Соседка была громадной, рыхлой женщиной, пожилой, с больной печенью. И однажды Миронов накормил ее все-таки салатом, пообещав на второе оленины. Боли в печени у соседки прошли. Через неделю она сама попросила — он приготовил. Боли ее не мучили.
— Заготовьте побольше зелени, а то они завтра-послезавтра в цвет пойдут, поздно будет, тогда другие блюда надо готовить.
Соседка до самой зимы не обращалась к врачам. И потом смотрела на Миронова, как на мага-чародея. Только жена, глядя, как Миронов заправляет листья одуванчиков сметаной, говорила:
— Давай так: тебе трава отдельно, мне сметана отдельно…
— Ох, — вздыхал Миронов, — где бы мне траву от вредности найти! Всю бы оборвал тебе одной!
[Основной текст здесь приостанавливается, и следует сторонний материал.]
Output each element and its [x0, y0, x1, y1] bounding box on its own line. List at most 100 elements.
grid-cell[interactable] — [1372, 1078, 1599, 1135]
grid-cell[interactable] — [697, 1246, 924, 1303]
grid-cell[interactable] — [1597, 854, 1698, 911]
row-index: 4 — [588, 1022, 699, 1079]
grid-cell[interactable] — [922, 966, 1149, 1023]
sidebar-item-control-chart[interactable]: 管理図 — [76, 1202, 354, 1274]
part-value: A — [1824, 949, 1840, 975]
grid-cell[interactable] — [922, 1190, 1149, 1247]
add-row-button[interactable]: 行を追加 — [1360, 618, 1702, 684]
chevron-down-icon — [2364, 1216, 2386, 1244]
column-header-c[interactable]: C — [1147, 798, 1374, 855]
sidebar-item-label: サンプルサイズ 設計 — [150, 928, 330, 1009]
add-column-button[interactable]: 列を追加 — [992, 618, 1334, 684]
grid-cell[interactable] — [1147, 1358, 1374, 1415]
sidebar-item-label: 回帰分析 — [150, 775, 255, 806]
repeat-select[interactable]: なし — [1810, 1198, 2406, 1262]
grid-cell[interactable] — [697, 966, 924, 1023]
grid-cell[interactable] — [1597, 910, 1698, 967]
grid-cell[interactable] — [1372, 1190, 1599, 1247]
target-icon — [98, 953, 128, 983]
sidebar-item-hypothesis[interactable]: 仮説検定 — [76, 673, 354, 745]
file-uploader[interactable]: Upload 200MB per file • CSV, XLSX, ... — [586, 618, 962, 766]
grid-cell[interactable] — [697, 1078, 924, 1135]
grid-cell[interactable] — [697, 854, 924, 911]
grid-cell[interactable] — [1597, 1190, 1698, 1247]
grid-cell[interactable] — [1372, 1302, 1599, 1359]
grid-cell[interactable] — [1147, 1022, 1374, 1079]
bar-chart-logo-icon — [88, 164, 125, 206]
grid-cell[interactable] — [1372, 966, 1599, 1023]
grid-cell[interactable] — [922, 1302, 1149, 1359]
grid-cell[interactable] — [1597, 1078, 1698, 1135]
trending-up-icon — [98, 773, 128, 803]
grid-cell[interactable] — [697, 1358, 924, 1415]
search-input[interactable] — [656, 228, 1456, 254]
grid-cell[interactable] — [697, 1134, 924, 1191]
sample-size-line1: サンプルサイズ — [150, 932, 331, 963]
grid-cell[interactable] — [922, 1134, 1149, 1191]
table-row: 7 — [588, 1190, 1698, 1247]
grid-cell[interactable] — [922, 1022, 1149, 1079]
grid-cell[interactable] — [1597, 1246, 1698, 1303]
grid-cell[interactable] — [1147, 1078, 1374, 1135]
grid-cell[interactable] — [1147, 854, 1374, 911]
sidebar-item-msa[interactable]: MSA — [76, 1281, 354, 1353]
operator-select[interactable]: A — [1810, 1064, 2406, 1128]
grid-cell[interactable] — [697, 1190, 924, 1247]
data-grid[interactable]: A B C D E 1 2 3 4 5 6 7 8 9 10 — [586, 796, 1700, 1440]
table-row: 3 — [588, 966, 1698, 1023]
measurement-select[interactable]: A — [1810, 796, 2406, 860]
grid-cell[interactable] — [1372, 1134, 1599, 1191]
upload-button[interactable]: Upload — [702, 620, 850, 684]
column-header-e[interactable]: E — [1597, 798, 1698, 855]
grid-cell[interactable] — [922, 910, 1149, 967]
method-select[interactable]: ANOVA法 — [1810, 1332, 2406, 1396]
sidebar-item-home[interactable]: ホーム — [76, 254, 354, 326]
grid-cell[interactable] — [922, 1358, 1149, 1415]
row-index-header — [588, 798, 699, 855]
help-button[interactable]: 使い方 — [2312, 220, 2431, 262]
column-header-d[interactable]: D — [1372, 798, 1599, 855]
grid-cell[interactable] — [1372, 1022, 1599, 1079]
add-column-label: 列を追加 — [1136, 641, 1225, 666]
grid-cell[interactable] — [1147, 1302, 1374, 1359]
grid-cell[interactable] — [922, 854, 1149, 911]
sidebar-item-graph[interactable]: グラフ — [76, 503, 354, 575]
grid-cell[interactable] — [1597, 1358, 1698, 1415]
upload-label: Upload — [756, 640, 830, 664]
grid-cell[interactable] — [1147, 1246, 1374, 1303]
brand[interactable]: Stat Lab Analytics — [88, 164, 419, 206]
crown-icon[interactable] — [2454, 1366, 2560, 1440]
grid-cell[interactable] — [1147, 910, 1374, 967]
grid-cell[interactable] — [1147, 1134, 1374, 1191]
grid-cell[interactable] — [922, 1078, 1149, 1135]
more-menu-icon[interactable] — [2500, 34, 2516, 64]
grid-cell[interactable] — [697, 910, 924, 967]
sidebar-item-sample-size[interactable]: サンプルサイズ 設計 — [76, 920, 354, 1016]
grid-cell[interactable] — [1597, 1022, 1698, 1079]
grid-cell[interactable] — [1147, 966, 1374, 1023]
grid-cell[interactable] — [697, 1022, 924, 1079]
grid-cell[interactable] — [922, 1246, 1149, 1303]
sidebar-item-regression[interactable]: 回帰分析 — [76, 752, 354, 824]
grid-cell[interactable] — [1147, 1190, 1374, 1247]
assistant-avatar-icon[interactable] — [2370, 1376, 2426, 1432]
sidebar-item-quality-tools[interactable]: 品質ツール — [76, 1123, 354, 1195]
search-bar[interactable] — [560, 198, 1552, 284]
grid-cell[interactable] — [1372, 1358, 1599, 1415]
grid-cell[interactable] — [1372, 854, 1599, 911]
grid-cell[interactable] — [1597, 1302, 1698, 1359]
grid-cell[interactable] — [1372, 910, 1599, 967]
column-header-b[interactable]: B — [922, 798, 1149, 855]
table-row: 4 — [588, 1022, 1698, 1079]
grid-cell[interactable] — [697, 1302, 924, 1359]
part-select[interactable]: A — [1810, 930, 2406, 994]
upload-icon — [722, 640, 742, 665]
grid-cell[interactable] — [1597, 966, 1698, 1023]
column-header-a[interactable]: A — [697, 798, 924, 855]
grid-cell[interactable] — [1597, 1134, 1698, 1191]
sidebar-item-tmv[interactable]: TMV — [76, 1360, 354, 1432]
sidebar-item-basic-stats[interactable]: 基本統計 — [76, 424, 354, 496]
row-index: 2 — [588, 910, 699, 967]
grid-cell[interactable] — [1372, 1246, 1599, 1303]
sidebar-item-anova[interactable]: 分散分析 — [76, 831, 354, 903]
Она смеялась, он целовал ее, а по воскресным утрам, пока она спала, он бегал на базар за редиской, петрушкой и первыми огурцами для нее. Все это было парниковое, безвкусное, и он нажимал на свои салаты из дикорастущих трав. Он, как собака, по весне мог найти себе траву, не вполне догадываясь, почему именно ее он выбрал, но умел все же приготовить рассольник из крапивы, бутербродную массу из подорожника, жареные корни лопуха, пироги со щавелем, салат «писанли» или маринованные цветочные почки одуванчика, кофе из поджаренных корней иван-чая.